Fenomena ini tidak hanya dapat ditindak secara etik, melainkan juga memiliki implikasi pidana. Jika penerimaan uang dari kedua pihak dimaksudkan untuk mempengaruhi jalannya perkara atau “mengatur” hasil putusan, maka oknum advokat dapat dijerat dengan:
Pasal 378 KUHP (penipuan), apabila terbukti menipu salah satu pihak dengan janji palsu.
Pasal 372 KUHP (penggelapan), apabila uang yang diterima diselewengkan bukan untuk kepentingan hukum klien.
Pasal 5, Pasal 6, Pasal 11, Pasal 12, Pasal 13 Undang-Undang Pemberantasan Tindak Pidana Korupsi, apabila penerimaan uang tersebut berkorelasi dengan praktik suap untuk mempengaruhi pejabat peradilan.
Di sisi lain, secara etik, oknum advokat dapat dijatuhi sanksi oleh Dewan Kehormatan Organisasi Advokat berupa peringatan, pemberhentian sementara, hingga pencabutan izin praktik secara permanen.
Oknum Advokat yang menerima imbalan dari penggugat dan tergugat secara simultan pada hakikatnya melakukan pelanggaran multidimensi: etik, yuridis, dan moral. Ia mengkhianati sumpah profesi, melanggar prinsip fiduciary duty, serta mencederai nilai dasar hukum. Dalam level praksis, fenomena ini dapat meruntuhkan marwah advokat sebagai officium nobile dan menggerogoti legitimasi sistem peradilan.

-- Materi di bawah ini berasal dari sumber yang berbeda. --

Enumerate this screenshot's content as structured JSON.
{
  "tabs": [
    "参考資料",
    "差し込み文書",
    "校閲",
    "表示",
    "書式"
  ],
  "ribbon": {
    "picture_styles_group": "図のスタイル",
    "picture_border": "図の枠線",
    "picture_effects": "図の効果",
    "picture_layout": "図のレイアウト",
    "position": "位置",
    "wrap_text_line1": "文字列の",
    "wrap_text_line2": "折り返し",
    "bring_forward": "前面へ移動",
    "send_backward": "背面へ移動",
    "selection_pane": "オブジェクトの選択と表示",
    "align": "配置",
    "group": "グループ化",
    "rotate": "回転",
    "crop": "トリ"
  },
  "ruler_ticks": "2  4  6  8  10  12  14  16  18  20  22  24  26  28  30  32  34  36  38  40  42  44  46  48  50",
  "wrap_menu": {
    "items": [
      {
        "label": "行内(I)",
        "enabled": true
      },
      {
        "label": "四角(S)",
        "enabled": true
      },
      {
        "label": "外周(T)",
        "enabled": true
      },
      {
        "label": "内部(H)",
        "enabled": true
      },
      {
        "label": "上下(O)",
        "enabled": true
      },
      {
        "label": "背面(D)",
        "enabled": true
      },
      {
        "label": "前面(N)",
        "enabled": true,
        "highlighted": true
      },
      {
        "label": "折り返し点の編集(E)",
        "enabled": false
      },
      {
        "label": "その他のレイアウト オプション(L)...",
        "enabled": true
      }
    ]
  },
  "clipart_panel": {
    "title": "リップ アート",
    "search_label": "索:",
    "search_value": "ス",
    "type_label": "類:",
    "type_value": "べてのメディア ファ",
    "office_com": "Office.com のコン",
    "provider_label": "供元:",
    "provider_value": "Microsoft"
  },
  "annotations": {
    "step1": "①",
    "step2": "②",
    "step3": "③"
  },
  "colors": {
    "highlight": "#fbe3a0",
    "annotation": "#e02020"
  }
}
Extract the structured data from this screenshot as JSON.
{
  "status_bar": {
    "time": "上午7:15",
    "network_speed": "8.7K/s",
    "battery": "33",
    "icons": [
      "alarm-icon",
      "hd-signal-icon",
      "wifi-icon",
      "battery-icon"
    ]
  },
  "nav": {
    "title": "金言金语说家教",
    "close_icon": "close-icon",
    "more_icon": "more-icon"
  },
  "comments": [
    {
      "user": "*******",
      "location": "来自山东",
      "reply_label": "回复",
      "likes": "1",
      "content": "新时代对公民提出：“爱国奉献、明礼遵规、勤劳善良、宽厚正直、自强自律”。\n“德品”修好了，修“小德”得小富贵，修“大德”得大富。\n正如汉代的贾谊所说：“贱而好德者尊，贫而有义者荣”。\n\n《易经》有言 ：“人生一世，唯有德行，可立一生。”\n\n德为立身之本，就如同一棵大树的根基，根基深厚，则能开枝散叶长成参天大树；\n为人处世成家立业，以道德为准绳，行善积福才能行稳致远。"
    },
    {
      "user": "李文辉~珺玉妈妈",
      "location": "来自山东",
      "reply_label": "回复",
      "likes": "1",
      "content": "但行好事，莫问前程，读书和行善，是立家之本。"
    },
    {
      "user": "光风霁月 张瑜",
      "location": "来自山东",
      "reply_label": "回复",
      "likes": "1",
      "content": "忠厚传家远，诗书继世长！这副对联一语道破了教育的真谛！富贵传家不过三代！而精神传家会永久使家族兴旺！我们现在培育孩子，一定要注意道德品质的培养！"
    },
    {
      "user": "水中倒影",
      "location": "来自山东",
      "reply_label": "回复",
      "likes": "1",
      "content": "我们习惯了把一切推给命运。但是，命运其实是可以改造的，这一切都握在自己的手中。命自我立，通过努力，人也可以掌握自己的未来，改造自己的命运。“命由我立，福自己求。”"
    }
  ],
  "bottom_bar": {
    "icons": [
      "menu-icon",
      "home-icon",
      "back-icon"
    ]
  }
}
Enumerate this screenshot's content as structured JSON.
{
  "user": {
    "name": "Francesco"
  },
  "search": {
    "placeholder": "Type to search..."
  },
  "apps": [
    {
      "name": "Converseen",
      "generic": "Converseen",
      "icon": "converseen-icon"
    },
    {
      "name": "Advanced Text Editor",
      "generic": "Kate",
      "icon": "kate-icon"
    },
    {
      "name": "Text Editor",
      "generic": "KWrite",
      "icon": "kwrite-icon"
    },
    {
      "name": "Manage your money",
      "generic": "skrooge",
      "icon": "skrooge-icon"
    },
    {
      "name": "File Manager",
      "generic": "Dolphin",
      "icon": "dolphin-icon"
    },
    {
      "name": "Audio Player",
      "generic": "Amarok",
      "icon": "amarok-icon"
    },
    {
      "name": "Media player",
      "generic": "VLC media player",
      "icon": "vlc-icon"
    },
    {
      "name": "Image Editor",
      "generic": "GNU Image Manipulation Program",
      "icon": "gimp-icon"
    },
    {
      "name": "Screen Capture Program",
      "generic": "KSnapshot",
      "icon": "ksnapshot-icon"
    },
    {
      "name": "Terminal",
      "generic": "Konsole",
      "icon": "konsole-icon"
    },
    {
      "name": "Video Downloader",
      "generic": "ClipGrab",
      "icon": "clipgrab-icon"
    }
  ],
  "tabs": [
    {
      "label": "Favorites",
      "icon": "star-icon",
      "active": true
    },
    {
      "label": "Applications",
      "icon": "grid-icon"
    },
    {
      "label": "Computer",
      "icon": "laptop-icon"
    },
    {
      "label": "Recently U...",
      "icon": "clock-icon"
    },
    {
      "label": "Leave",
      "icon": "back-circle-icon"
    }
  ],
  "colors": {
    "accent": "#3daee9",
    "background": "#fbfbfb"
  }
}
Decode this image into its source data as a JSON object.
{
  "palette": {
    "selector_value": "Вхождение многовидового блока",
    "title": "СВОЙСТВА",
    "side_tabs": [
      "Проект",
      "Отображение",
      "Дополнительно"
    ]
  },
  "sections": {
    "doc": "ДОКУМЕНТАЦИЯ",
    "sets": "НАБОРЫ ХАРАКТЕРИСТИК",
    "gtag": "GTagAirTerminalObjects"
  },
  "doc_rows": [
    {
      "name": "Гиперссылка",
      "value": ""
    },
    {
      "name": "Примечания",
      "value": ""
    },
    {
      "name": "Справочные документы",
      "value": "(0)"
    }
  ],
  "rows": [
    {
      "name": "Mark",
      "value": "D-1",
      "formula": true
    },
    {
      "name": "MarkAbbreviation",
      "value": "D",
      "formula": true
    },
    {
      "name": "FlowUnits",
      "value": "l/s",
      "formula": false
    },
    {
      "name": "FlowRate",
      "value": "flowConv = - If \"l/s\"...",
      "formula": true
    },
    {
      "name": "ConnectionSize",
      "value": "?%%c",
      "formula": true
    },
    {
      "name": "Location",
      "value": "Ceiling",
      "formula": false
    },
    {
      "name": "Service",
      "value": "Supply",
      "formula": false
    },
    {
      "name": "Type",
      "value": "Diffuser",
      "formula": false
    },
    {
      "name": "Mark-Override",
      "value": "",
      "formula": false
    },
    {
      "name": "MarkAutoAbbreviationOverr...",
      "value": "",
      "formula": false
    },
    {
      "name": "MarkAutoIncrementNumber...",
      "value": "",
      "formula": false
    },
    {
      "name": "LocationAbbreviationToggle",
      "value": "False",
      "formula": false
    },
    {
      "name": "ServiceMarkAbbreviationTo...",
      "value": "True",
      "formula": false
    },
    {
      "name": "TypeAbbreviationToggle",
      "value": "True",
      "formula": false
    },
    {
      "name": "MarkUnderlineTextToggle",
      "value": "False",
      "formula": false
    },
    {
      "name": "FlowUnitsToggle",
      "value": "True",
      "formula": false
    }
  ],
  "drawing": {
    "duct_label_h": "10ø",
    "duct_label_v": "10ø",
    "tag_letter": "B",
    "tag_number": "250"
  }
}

Oleh karena itu, diperlukan dua pendekatan. Pertama, pendekatan etik melalui penguatan Dewan Kehormatan Advokat untuk menindak tegas pelanggaran. Kedua, pendekatan hukum pidana sebagai ultimum remedium apabila terbukti terdapat niat jahat (mens rea) dan perbuatan nyata (actus reus) yang memenuhi unsur tindak pidana. Dengan demikian, advokat tidak boleh sekadar dipandang sebagai “pencari nafkah hukum”, tetapi harus dipertahankan sebagai penjaga moralitas hukum dan keadilan.